In This Article:
* Asian stock markets : https://tmsnrt.rs/2zpUAr4
* Nikkei down 0.7%, S&P 500 futures fall
* Caution reigns before U.S. CPI, ECB meeting
* Euro flat after Macron wins first round
* Dollar nears 125 yen as U.S. yields keep climbing
By Wayne Cole
SYDNEY, April 11 (Reuters) - Shares slid and bond yields climbed on Monday as caution gripped markets ahead of central bank meetings and U.S. inflation data, while the euro managed only a brief gain on relief the far right did not win the first round of French presidential elections.
French leader Emmanuel Macron and far right challenger Marine Le Pen qualified on Sunday for what promises to be a tightly fought presidential election runoff on April 24.
A Le Pen victory could send shockwaves through France and Europe in ways similar to Britain's vote in 2016 to leave the European Union (EU). The first round result was close enough to leave the euro barely changed at $1.0883, after an initial pop to $1.0950.
The mood in equity markets was cautious, with MSCI's broadest index of Asia-Pacific shares outside Japan falling 1.3%.

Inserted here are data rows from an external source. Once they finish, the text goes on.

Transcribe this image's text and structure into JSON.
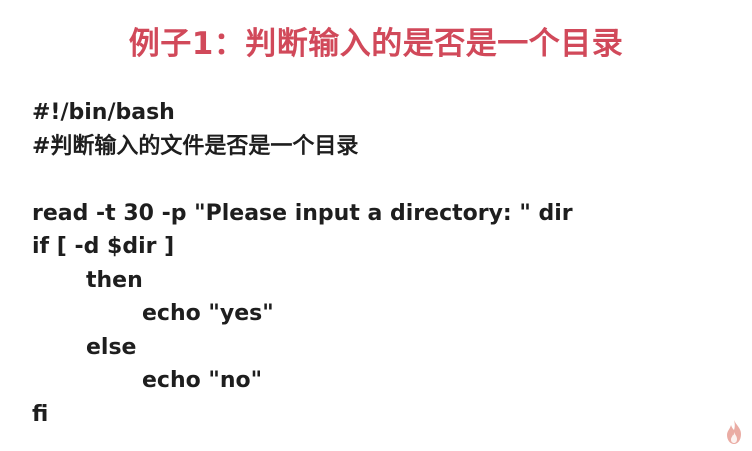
{
  "slide": {
    "title": "例子1：判断输入的是否是一个目录",
    "code_lines": [
      "#!/bin/bash",
      "#判断输入的文件是否是一个目录",
      "",
      "read -t 30 -p \"Please input a directory: \" dir",
      "if [ -d $dir ]",
      "then",
      "echo \"yes\"",
      "else",
      "echo \"no\"",
      "fi"
    ]
  },
  "colors": {
    "title": "#d1495a",
    "text": "#1e1e1e",
    "logo": "#e8a39a"
  },
  "icons": {
    "corner_logo": "flame-logo-icon"
  }
}
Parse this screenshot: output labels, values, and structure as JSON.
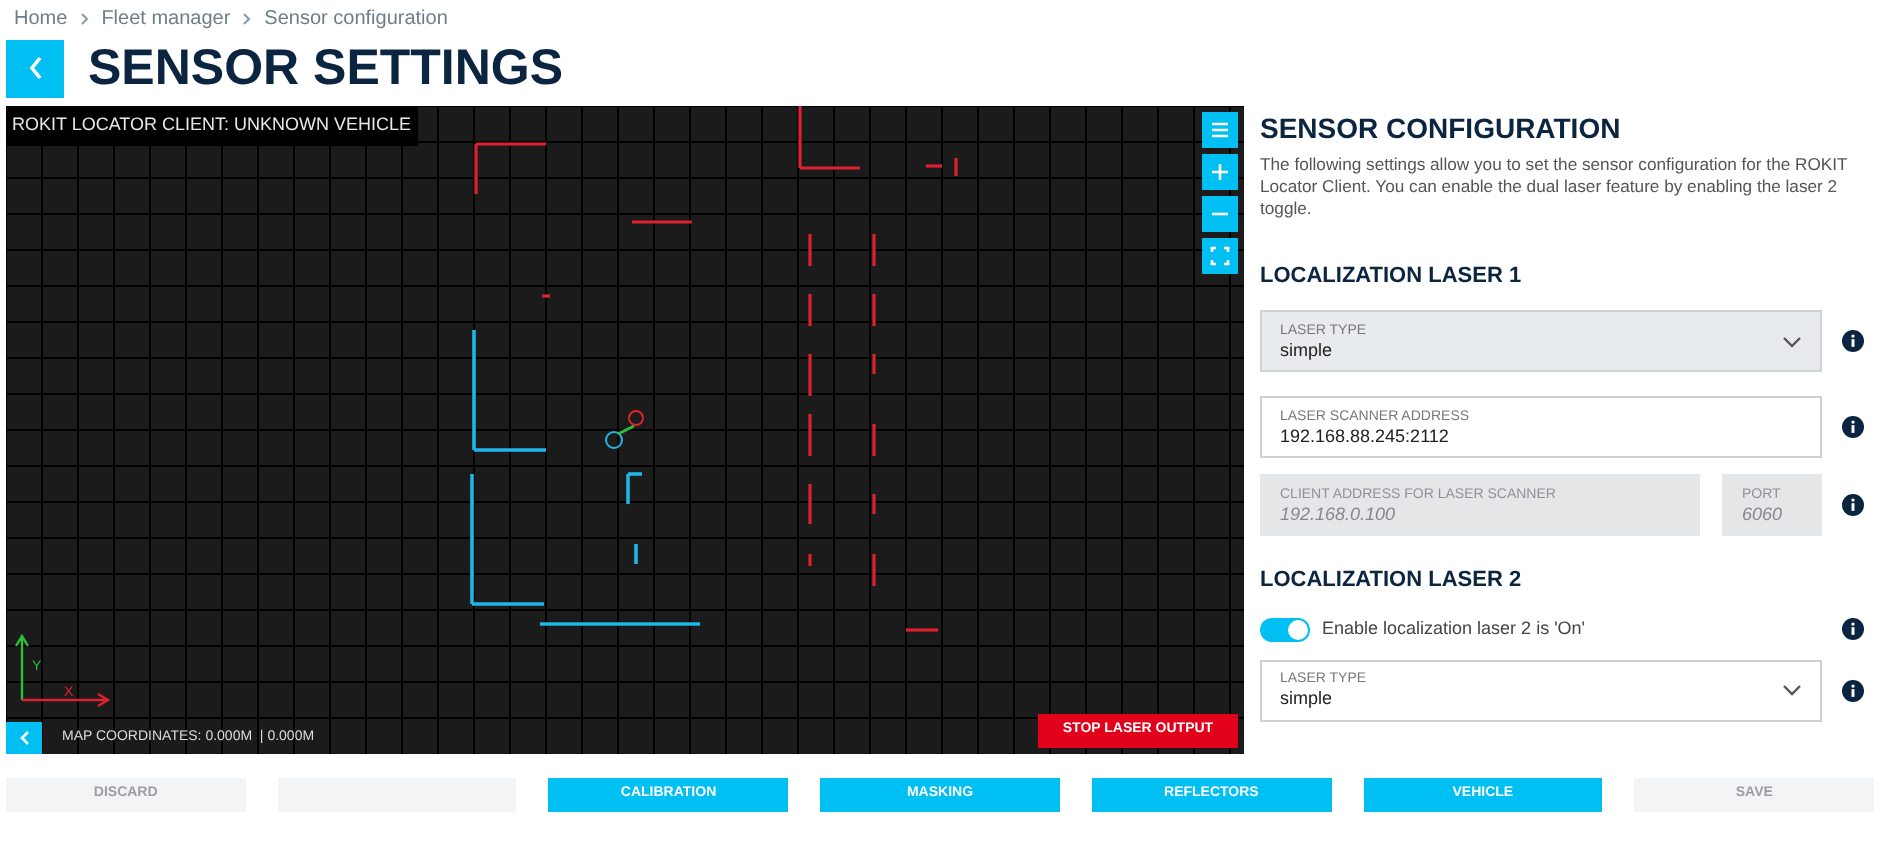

Japan's Nikkei dropped 0.7%, having shed 2.6% last week, while Chinese blue chips lost 2.4%.
S&P 500 stock futures eased 0.6% and Nasdaq futures 0.7%. EUROSTOXX 50 futures lost 0.8%, and FTSE futures 0.4%.
Earnings season kicks off this week with JP Morgan, Wells Fargo, Citi, Goldman Sachs and Morgan Stanley all due to report.
Up to now, Wall Street has fared surprisingly well in the face of a vicious selloff in bonds which saw 10-year Treasury yields surge 31 basis points last week.
Yields were last up at a three-year high of 2.77% , and topped Chinese bond yields for the first time since 2010.
Markets have raced to price in the risk of ever-larger rate hikes from the Federal Reserve with futures implying rises of 50 basis points at both the May and June meetings.
BofA's U.S. economist Ethan Harris now expects half-point hikes at each of the next three meetings and a cycle peak around 3.25-3.50%.
"If inflation looks like it is heading below 3%, then our current call should be hawkish enough," Harris said in a note. "Conversely, if inflation gets stuck above 3% then the Fed will need to hike until growth drops close to zero, risking a recession."
INFLATION TESTS ECB
All of which underlines the importance of the March U.S. consumer price report on Tuesday where the median forecast is for a stratospheric rise of 1.2%, taking annual inflation to an eye-watering 8.5%.
China's inflation figures surprised on the high side on Monday and, while relatively modest at 1.5% year-on-year in March, still dented hopes for aggressive policy easing from Beijing.